Under the dim lights of Webster Hall in New York City, where the energy of Morgan Wade’s voice hung in the air like smoke, the night took an intimate turn. During a pre-concert Q&A, my husband, Marty Osterhoudt, asked her a simple but meaningful question: “When was the first time you picked up a guitar?”
Morgan’s response wasn’t just about the instrument—it was about family, resilience, and finding her voice through music.
She shared a heartfelt story about her childhood in rural Virginia, where music ran deep.
“I grew up around a lot of bluegrass music,” she shared. “My grandpa loved the fiddle—said it was his favorite instrument. Of course, that’s like the most complicated instrument to play, right?”
Her family’s love for music was undeniable, but Morgan’s first experience wasn’t with a guitar. It was with a violin.
“My mom signed me up for lessons, but it turned out to be classical violin, and it just wasn’t my thing,” she admitted with a grin. “I had to do a lot of bowing, and I was like, ‘I’m not about this.’ If you look at me now, you know that wasn’t going to stick.”
Still, she gave it a shot, even though her heart wasn’t in it. What she really wanted? A guitar. Something that felt less rigid, more her.
But convincing her mom wasn’t easy. “The violin teacher told my mom that if I wasn’t going to stick with violin, I wouldn’t stick with guitar either. So my mom was like, ‘Nope, we’re not doing that.’”
It took her grandma stepping in to change the course of her musical journey. “My grandma went out and bought me a guitar when I was about eight. I just wanted to write songs.

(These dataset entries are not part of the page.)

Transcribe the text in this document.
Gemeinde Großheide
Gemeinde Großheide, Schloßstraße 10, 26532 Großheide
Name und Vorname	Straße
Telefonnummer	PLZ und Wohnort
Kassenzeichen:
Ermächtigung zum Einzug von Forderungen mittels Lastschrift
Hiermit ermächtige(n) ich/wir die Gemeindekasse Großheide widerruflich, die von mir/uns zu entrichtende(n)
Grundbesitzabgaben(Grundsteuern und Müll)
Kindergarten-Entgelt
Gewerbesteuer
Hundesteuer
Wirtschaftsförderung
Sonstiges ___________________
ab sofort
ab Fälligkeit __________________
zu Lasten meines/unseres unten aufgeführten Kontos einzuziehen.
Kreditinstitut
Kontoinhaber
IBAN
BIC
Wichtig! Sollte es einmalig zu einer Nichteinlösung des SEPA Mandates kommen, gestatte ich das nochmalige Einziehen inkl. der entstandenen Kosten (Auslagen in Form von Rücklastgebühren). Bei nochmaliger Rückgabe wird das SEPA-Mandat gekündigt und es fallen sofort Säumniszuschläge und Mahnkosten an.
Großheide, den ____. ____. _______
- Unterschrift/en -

That’s all I wanted.”
She learned to play chords, ignoring the structured path of reading music. “I hated that part. I didn’t want to read notes; I just wanted to play.” It wasn’t about perfection—it was about connection, about finding freedom in the music.
Morgan’s voice faltered slightly when she spoke of her grandma, who later battled pancreatic cancer. “She raised me,” Morgan said softly. “She’d drive me to lessons—even when she was sick. I remember she had this eye patch because she had double vision, but she’d still take me. She was tough like that.”
It was more than a music lesson—it was a lesson in love, sacrifice, and strength. The guitar wasn’t just an instrument; it was a bond, a legacy.
Listening to Morgan, it became clear that her music isn’t just born from talent but from the raw, beautiful complexity of life. From bluegrass roots to defying classical structure, and from her grandma’s quiet resilience to her own determination to create music her way—every chord she plays is a tribute to that journey.
And it all began with that first strum.